“It’s not over. It’s beginning.”

At least this is what I will tell her when she sighs about something ending. The kindergarten school-year, say, coming to a close.

“But it’s all so over…” She will moan. Small hand in mine. Walking away from the building I will walk her to each day.

I will smile. I will shake my head. And then I will tell her how it will be.

“At first — today, maybe — you will be sad. Because it will be over. But then — tomorrow — there will be a summer, and it will be lovely and warm and full of bright night stars. And you will laugh and run and play for a long, long time. And then, just when it is ending and you think you might be getting a tiny bit sad about the popsicles and the mown grass and the sprinklers all going away — that thing you once missed will come right back.”

“It will come back?” She will say, not quite believing.

“Of course,” I will answer. “All the best things do.

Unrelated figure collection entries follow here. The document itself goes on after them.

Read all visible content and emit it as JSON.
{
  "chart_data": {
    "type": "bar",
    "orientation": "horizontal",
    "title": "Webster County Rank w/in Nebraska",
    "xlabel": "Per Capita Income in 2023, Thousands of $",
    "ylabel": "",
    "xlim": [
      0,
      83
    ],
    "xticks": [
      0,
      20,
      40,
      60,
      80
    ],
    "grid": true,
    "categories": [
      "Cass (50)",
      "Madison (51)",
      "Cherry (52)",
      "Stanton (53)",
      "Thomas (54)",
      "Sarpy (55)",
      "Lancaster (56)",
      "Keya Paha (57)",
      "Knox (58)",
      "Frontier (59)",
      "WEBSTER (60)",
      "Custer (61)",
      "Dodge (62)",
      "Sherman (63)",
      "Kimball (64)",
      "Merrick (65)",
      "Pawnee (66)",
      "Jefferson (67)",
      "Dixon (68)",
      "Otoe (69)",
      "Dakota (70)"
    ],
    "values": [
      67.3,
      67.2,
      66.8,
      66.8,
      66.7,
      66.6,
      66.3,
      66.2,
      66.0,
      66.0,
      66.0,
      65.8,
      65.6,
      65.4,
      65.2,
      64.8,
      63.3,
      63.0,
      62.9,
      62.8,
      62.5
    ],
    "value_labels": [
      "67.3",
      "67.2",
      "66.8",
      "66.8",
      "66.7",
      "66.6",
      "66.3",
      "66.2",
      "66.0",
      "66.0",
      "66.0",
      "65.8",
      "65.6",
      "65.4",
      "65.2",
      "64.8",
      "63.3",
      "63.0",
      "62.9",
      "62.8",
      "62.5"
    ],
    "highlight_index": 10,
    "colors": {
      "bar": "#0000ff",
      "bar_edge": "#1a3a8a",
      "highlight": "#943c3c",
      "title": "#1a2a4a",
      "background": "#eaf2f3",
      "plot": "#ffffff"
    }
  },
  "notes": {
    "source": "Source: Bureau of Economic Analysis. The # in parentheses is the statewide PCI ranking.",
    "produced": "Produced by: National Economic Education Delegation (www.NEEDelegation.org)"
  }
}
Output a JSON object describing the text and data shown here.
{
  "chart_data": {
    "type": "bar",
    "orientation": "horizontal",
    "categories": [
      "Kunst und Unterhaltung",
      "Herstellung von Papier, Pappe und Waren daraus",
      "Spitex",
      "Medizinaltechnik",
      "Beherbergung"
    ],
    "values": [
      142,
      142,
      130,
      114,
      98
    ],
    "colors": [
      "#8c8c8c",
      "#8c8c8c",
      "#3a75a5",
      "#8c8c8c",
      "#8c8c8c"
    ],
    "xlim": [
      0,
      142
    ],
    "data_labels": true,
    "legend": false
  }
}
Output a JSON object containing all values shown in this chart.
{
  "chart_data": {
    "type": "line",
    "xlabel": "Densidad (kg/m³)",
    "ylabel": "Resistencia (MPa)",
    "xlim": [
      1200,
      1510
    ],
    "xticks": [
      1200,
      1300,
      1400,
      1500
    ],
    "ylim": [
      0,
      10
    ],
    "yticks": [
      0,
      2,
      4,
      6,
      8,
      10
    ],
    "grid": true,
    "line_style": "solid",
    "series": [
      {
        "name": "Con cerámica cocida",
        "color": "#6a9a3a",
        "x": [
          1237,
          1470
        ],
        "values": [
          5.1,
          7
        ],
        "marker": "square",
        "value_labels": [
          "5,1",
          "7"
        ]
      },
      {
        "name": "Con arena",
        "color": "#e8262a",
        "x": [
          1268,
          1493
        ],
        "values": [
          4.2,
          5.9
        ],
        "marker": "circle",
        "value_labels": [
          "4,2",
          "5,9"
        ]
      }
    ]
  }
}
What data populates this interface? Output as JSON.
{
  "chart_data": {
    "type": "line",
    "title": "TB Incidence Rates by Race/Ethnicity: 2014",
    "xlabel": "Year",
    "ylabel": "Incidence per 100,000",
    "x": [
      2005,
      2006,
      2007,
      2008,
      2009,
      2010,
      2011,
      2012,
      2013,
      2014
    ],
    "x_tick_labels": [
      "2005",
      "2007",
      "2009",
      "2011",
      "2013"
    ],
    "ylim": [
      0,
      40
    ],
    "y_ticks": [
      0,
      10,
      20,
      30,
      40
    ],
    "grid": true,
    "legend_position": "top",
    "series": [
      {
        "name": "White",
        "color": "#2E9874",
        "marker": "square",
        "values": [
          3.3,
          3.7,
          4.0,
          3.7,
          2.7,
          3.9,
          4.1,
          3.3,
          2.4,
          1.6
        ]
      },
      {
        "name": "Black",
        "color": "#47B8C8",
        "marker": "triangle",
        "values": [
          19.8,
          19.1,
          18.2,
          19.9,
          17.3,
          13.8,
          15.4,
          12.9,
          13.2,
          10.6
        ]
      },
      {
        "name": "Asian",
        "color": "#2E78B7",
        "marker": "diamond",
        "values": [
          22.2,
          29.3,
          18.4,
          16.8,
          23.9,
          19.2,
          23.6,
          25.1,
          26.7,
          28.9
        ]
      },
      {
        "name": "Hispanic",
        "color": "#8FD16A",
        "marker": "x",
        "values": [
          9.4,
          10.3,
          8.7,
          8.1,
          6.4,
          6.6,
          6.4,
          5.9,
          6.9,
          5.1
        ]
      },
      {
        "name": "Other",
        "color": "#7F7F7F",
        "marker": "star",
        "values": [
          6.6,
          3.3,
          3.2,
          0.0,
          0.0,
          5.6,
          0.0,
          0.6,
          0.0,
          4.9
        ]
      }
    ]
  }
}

Sometimes not exactly as you think they will. Sometimes they come back looking at a bit different. A new hat, say, or a new teacher entirely, sometimes. But yes, they come back again. Always.”

And then we will keep walking, and my daughter will be happy with the ending of her beginning (or the beginning of her ending).

And as we walk, I will tell myself the same thing. Because I have seen it before and I will see it again and that day as in future days I will need to remind myself of what I know I know I know.

There will be that new beginning.

(And she will be my daughter. Someday.)